Gdyby moje ciało potrafiło mówić, krzyczałoby głośno.
Krzyczałoby, że nie chce być dręczone.
Że nie chce być zaniedbywane.
Że nie chce być samotne.
Że nie chce być prześladowane.
I miałoby rację.
Nie dbam o nie, bo go nie lubię.
Nie lubię go, bo jest go za dużo.
Jest go za dużo, bo o nie nie dbam.
Koło się zamyka, a ja patrzę z zamkniętymi oczami, by nie widzieć.
Moje ciało jest moim więzieniem. Zamykam w nim wszystkie historie swojego życia. Jego ściany są pokryte warstwami tajemnic, pomalowane kolorami emocji i pełne zadrapań.
To ciało zastygło niczym w betonowym gorsecie. Wszystko w nim jest pospinane tak mocno, że ciężko cokolwiek poluzować. W warstwach skóry uwięzione kilogramy wstydu, bezsilności, wyrzutów sumienia, niepewności i lęku. A na samym dnie, tam, gdzie najciemniej, czai się smutek.

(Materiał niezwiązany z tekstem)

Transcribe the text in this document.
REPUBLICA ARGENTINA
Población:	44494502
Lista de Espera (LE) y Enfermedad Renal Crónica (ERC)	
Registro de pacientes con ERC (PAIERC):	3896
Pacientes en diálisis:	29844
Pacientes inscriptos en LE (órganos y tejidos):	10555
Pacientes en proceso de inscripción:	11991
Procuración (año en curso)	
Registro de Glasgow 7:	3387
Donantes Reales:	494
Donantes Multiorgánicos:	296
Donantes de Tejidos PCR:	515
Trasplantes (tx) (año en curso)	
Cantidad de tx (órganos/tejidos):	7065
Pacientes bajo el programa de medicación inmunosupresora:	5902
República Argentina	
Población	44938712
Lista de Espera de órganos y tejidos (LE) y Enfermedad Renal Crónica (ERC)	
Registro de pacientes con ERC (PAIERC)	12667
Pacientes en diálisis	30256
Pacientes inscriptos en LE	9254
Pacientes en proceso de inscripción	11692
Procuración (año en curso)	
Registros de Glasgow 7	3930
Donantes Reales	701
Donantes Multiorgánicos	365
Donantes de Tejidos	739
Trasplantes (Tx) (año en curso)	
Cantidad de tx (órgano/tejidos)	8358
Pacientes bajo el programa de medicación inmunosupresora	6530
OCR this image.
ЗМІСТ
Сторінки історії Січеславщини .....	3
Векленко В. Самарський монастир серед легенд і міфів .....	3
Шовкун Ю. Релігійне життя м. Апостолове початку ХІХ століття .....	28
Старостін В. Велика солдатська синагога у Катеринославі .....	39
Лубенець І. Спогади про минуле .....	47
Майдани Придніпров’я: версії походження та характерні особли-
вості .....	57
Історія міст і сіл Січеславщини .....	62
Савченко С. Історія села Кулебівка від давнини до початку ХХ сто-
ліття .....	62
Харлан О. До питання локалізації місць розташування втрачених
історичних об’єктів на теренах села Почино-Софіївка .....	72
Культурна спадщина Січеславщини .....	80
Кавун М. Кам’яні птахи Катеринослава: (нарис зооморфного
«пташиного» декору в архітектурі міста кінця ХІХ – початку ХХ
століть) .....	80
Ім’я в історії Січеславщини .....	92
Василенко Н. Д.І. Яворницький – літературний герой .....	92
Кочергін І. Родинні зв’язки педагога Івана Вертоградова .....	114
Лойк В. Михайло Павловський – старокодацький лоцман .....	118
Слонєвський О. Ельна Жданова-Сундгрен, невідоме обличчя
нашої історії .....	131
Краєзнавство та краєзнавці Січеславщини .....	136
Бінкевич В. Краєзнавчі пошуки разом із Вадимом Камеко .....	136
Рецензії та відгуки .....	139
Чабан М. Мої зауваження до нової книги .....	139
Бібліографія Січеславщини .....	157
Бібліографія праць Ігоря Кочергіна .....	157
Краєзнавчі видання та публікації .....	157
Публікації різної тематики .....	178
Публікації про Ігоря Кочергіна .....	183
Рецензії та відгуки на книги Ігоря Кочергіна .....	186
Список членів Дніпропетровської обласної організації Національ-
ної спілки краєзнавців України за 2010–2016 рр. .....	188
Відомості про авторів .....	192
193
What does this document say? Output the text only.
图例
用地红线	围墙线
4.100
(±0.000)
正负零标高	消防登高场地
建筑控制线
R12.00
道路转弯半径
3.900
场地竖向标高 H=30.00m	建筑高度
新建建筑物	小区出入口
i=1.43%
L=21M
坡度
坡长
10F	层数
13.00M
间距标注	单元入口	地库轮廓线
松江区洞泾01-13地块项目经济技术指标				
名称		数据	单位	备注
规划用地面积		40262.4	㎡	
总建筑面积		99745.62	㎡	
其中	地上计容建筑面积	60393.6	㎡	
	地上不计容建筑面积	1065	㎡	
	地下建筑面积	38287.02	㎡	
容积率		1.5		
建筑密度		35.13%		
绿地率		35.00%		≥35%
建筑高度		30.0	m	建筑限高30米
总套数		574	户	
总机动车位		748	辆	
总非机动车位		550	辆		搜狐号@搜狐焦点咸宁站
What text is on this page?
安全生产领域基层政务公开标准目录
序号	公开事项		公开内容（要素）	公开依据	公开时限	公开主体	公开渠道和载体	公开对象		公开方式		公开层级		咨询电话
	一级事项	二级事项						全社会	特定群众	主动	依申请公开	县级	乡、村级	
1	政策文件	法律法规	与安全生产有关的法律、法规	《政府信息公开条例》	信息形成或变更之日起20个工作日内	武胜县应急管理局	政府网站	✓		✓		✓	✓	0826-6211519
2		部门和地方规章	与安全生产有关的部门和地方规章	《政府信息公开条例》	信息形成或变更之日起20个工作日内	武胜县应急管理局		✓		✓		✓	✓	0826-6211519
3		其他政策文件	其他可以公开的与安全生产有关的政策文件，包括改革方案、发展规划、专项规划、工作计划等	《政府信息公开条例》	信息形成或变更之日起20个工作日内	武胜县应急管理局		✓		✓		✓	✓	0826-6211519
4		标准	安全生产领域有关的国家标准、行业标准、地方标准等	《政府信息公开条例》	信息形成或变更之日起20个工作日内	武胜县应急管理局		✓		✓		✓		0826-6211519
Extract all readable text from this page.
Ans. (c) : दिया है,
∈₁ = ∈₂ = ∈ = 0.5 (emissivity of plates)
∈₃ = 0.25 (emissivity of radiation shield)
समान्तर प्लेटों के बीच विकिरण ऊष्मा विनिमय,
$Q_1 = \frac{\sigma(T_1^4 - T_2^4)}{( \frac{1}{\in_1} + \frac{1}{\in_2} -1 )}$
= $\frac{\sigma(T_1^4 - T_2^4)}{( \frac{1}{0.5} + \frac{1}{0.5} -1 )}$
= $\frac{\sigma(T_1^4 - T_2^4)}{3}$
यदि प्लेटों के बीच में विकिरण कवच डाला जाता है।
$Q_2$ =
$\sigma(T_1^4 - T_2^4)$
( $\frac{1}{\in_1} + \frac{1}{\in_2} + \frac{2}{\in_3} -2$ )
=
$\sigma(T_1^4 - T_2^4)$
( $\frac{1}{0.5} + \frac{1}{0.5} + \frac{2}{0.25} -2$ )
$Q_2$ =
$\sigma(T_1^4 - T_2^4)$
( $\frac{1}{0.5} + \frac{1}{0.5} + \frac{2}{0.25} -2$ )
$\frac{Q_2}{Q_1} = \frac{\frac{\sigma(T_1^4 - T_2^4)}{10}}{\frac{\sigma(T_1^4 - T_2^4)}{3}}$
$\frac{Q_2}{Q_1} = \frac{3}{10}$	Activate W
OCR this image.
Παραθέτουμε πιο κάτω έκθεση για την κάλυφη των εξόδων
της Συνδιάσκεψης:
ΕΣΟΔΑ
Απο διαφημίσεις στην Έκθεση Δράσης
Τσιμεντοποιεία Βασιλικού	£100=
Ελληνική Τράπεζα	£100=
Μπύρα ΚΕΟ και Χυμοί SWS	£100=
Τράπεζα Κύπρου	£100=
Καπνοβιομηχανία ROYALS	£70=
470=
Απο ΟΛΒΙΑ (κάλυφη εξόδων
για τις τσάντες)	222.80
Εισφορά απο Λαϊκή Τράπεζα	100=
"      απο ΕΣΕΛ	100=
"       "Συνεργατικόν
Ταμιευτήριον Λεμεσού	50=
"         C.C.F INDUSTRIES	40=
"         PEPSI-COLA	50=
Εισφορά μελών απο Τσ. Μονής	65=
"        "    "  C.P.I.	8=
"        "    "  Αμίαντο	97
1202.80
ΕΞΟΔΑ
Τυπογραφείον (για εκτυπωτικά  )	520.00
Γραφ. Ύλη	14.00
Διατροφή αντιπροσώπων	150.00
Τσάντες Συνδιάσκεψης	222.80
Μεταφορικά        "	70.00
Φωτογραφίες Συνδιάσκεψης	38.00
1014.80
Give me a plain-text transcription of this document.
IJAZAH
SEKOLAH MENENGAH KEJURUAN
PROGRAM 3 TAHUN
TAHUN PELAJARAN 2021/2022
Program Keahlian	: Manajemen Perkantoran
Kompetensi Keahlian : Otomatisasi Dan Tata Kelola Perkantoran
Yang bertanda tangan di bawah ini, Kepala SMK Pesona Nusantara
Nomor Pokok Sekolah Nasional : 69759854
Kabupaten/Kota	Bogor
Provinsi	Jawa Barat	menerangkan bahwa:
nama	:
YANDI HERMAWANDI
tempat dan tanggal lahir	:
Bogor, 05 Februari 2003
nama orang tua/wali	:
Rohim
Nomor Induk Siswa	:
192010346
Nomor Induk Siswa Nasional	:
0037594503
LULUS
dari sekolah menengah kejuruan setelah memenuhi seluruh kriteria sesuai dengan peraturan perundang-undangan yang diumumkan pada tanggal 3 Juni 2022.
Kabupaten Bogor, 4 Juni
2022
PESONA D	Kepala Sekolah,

Z każdym dniem to ciało staje się coraz cięższe, bo zamiast zdejmować bagaż, ciągle dokładam nowy. Dźwigam pakunki, pakuneczki, nie zawsze swoje, a jednak przywiązane do mnie tak mocno, jakby były częścią mnie od zawsze. Czuję, jak mnie przygniatają, ale nie potrafię ich zostawić. Może nawet nie chcę.
Bo może to nie jest więzienie, a moja twierdza?
A co by było, gdybym zaczęła zdejmować te warstwy? Jedna po drugiej. Może na dnie, tam, gdzie od dawna nie zaglądałam, ukryły się radość, wdzięczność i miłość? Może wtedy w końcu zobaczyłabym swoje ciało inaczej. Może wtedy… polubiłabym je naprawdę?